I know usual techniques in partial fractions such as the ones described in Wiki. But I don't understand how this process works in a precise manner.
I've seen in some complex analysis textbooks, discussions of partial fractions. So should I be aided by complex analysis to properly (and precisely) grasp the idea of partial fraction?
Please help!
Consider a rational function $p(z)/q(z)$ where $p(z)$ and $q(z)$ are polynomials, and the degree of $q$ is greater than that of $p$. Factor $q(z) = \prod_{j=1}^m (z - r_j)^{d_j}$, where $r_j$ are complex numbers and $d_j$ positive integers. Then the basic result is that we can write $$ \dfrac{p(z)}{q(z)} = \sum_{j=1}^m \sum_{k=1}^{d_j} \dfrac{c_{jk}}{(z - r_j)^k}$$ for some complex numbers $c_{jk}$.

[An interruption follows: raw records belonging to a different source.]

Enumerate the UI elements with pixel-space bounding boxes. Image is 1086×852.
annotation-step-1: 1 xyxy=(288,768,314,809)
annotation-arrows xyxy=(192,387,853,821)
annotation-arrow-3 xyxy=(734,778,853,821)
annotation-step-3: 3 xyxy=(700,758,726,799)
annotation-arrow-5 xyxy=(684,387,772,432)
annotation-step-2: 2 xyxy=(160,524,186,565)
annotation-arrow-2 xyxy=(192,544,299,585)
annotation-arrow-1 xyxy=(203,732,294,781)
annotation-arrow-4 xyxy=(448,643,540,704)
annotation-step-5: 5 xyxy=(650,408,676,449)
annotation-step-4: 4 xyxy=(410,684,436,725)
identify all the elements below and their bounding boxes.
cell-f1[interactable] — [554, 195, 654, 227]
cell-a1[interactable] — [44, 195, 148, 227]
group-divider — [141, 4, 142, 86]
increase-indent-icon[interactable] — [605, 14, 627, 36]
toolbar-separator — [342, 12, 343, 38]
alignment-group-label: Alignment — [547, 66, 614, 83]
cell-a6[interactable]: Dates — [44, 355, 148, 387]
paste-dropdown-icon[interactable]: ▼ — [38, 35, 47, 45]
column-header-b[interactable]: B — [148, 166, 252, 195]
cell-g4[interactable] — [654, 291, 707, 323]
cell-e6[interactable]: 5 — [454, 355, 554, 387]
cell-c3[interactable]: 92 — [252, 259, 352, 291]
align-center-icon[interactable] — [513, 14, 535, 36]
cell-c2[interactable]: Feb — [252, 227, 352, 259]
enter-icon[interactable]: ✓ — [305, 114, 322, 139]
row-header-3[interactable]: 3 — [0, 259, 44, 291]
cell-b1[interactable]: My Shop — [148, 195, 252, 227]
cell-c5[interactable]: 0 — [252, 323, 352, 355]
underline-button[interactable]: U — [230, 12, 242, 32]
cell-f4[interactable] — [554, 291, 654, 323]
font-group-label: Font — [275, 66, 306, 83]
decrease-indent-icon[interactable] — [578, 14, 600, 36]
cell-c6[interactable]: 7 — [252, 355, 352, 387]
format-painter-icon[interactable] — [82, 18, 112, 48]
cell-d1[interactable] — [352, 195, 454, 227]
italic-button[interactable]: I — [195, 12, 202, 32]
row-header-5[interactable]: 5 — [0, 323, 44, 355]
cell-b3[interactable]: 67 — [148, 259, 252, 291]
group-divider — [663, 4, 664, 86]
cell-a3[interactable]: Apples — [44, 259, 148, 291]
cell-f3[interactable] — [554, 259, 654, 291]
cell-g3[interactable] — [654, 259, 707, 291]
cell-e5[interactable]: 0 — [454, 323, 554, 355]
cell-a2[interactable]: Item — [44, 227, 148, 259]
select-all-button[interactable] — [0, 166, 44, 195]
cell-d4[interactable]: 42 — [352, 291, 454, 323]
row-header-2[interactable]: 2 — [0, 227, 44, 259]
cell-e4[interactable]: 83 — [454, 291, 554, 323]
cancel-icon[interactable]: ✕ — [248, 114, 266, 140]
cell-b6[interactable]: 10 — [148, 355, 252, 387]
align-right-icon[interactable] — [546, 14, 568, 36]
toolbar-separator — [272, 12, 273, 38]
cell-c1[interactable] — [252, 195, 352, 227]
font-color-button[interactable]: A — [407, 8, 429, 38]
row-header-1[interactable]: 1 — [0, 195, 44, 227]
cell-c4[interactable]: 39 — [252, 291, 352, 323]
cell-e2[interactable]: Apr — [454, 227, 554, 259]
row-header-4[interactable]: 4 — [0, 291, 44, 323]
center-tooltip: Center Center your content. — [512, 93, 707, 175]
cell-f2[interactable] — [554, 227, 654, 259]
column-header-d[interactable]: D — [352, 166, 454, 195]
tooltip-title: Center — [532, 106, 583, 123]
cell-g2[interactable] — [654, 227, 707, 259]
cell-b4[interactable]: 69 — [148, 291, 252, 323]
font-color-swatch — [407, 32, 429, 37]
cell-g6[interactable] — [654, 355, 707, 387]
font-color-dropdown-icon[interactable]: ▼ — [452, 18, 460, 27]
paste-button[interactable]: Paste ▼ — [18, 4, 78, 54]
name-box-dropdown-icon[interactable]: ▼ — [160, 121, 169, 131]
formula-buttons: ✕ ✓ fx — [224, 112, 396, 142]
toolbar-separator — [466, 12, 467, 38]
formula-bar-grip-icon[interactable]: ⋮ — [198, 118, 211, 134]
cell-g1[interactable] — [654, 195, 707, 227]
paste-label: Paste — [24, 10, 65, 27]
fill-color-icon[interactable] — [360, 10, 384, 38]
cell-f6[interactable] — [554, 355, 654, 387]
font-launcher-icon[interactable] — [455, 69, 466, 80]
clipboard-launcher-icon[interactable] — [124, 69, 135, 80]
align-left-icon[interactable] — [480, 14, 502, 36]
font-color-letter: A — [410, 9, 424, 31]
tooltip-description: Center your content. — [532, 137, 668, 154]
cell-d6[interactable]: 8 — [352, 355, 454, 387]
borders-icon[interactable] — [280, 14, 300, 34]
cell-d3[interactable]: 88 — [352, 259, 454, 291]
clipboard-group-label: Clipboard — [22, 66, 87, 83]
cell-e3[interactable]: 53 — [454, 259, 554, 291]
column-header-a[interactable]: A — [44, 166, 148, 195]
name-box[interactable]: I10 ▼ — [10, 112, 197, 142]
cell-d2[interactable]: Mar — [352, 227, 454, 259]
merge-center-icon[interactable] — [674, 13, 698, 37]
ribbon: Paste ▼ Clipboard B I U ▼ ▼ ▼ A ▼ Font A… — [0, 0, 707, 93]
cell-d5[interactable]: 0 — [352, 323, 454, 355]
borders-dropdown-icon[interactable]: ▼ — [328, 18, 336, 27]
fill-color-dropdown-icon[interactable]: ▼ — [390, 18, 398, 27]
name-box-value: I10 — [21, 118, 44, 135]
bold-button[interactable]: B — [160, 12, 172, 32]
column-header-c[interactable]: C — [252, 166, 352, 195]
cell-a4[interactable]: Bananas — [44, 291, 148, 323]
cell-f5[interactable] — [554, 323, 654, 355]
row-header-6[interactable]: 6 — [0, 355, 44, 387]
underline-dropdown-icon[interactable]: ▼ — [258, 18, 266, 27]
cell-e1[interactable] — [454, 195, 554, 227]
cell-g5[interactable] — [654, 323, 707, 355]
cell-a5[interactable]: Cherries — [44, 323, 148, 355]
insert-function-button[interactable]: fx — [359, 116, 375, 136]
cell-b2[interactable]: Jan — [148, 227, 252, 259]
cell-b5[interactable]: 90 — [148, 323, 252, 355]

The "complex analysis" proof of this goes like this: let $\sum_{k=1}^{d_j} c_{jk}/(z - r_j)^k$ be the principal part of $p(z)/q(z)$ at the pole $r_j$. Let $f(z) = p(z)/q(z) - \sum_{j=1}^m \sum_{k=1}^{d_j} c_{jk}/(z - r_j)^k$. Its singularities at the $r_j$ are removable; after removing those singularities, we have an entire function that goes to $0$ as $z \to \infty$. By Liouville's theorem it is $0$.